Latest posts by Taylor Romine (see all)
- Depression Didn’t Reveal My Creativity, but Getting Help Did - February 24, 2017
- Dear White People: We Need to Stop Glorifying Revolution - January 7, 2017
- Conversations We Didn’t Have About Hillary Clinton - November 28, 2016
When I was 19, I was diagnosed with several mental illnesses, most notably major depressive disorder and generalized anxiety disorder. My therapist and I determined that I had depression and anxiety since I was a kid, and that it got worse with age and trauma. Although this was not news to me, it was a relief that the constant pain I had wasn’t imagined. Western society circulates a common myth around mental illness: that the pain creates beautiful art, and to treat (e.g., taking medication) the illness would be to deprive the world of this potential deep, meaningful art. There are plenty of articles explaining how this thinking is ultimately a romanticized view of mental health. I, on the other hand, would like to present you with my story, and how treating and taking medication helped unleash the creative intelligence that was buried for so many years.

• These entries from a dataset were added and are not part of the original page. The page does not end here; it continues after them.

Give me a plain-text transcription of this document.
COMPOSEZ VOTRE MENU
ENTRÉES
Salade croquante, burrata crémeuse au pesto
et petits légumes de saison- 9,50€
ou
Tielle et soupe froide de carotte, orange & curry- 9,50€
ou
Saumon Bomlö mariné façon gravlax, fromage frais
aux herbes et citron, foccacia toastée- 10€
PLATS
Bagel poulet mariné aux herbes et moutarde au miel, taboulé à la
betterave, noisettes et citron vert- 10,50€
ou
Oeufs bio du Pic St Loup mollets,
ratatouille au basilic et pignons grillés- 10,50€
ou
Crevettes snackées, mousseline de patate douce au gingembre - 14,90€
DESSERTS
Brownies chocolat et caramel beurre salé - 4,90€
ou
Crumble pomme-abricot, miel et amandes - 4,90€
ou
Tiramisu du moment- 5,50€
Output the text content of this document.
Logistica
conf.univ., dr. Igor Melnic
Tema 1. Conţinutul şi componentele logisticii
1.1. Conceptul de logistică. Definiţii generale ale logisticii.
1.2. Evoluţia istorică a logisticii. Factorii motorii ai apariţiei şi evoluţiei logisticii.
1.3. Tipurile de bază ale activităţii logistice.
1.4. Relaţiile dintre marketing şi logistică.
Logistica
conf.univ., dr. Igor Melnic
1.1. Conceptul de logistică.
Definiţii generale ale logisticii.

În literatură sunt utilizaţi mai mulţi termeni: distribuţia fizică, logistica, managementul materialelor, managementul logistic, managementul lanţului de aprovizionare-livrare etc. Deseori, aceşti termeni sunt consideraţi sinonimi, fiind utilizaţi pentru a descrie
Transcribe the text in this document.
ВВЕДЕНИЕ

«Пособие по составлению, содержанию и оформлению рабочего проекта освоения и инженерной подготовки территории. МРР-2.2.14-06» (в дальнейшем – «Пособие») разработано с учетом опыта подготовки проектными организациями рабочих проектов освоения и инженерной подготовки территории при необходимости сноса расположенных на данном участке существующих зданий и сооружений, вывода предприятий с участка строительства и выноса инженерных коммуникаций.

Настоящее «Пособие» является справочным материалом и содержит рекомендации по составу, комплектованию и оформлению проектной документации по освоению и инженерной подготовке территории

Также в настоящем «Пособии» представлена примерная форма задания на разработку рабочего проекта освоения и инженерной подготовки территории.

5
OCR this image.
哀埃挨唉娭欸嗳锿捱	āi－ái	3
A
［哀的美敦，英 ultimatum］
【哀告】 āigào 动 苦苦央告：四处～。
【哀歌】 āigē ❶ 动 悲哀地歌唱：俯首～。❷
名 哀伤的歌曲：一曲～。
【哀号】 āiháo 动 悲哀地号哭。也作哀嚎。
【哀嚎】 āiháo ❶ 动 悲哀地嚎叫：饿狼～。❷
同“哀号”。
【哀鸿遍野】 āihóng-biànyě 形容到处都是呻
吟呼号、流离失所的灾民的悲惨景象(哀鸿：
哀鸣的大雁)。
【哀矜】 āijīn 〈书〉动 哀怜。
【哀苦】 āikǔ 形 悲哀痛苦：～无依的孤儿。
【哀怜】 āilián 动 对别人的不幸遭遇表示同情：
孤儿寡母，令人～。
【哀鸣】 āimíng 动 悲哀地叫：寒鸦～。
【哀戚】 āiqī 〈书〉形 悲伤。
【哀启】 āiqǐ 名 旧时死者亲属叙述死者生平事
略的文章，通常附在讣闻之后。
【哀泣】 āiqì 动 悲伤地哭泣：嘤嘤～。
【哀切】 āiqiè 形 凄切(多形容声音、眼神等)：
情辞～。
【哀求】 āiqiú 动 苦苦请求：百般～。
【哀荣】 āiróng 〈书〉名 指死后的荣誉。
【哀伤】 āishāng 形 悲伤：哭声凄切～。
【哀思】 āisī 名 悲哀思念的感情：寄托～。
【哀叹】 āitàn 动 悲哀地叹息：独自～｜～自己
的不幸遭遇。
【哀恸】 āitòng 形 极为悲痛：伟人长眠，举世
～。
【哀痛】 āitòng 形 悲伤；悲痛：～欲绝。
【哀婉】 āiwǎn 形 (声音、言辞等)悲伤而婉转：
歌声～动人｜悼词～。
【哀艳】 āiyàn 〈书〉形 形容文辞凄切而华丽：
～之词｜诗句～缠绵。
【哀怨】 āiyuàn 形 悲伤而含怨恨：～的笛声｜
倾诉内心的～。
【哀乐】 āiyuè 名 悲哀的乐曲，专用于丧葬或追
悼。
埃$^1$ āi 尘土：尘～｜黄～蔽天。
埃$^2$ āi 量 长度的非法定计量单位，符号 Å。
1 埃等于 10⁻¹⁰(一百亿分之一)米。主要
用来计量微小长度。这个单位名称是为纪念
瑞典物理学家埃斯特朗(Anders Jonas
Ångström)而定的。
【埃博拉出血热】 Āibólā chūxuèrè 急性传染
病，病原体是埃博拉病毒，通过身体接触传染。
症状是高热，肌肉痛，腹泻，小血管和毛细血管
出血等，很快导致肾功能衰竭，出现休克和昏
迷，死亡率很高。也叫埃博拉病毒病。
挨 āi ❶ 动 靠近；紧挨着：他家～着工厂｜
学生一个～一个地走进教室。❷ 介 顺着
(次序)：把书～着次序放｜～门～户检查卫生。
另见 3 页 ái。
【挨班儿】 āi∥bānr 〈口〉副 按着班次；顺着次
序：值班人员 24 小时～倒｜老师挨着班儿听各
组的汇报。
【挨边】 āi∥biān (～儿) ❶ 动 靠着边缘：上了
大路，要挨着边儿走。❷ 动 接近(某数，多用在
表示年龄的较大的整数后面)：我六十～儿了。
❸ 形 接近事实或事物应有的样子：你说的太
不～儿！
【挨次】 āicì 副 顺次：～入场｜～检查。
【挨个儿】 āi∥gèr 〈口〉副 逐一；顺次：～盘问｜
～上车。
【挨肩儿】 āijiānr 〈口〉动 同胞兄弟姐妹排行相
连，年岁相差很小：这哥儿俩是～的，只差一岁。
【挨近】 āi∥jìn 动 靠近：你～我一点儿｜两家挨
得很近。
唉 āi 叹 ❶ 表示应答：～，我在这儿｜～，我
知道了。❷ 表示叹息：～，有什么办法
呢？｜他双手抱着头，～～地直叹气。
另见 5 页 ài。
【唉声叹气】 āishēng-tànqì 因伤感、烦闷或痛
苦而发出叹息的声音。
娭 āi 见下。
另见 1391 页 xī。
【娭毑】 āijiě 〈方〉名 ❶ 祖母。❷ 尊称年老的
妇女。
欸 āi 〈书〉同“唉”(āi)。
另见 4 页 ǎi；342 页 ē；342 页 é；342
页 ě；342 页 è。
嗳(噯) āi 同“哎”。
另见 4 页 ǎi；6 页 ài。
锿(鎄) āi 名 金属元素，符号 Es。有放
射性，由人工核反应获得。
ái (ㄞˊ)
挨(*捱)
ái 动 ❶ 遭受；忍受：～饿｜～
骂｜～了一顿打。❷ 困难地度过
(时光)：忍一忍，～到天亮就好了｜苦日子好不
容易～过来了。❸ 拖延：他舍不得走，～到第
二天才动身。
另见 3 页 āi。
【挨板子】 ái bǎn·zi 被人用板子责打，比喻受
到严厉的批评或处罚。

Growing up, I was never considered to be particularly gifted. I needed additional classes, special tutoring, and lengthy, repetitive explanations of the topics I was learning. I was always a concern, a late bloomer, or some other unflattering phase to say “your kid isn’t that smart.” I knew that’s what people thought of me, and it reflected in my class work. I was afraid of turning in work because I didn’t know how to do it, and sometimes it was better to just not do the work than go through the grueling process of failing every problem. I felt incompetent, and thought this is how I would be for the rest of my life.
I often concealed or ignored the symptoms of my depression, thinking that this pain was a normal part of life. It got worse with age. It also reflected in my surrounding life – I was quiet, didn’t participate in activities, and my grades were mediocre. No one knew the storm that was brewing inside of me. I went to extraordinary lengths to keep myself alive, but for others, it was hardly noticeable. Underneath this passive façade, I constantly read and listened to music, one of the few ways I could cope with my depression. Both forms provided a space for me to have emotions while maintaining my outward appearance. But this remained unknown to most, and there were few opportunities for my teachers or peers to see this passion.
When I finished high school, I realized I didn’t have enough money to go to a four-year university, and my seemingly lackluster abilities had no chance of mustering up a scholarship. I enrolled in community college with a deep sense of failure. Where I grew up, if you went to community college, it meant that you were going nowhere in life. My friends had left for various reasons and I could only see my boyfriend once a week at most. I used school as my solace, and I fought hard against my mental health to perform well. For the first time, it showed. I got A’s across the board and was even recommended to join the honors program. I was the shining beacon of nerd that I’d been looking for. But this glimmer of hope was drowned out by the war being fought in my brain.
About a year later, after a sudden but serious illness, I decided I couldn’t take it any longer. If I waited any longer I was going to kill myself. So I went to a therapist, got a psychiatrist, and started the long journey of helping myself. When I finally got the right medication for me, it was life-changing. It was like a gust of wind blew through me and pushed out all the fog. The coping skills that I taught myself years ago finally worked like a charm. It didn’t take all the effort in my body to complete simple tasks. Most of all, my brain wasn’t weighed down anymore. My intelligence showed in a way that surprised me, and left many of my teachers in awe. This was not a one-fix solution to my mental health, but it was a new era for a seemingly different me. I ended up transferring to UC Berkeley, double majoring in Media Studies and Gender & Women’s Studies. I am considered an intelligent person by those around me, a concept that a younger version of me would never believe.
It wasn’t just the medication that miraculously took care of my mental health. Taking the time, effort, and bravery did. I still struggle with my mental health, but I now know the incredible strength I have, and that every minute I put into myself is worth it. Although some people who are in the throes of mental illness create beautiful work, this isn’t the only way. Your depression doesn’t make you feel deeper, think more creatively, or reach a part of you that is inaccessible otherwise. Those parts of you exist already. And while my experience is just one story, suffering for an ideal is not worth leaving yourself in deathly pain.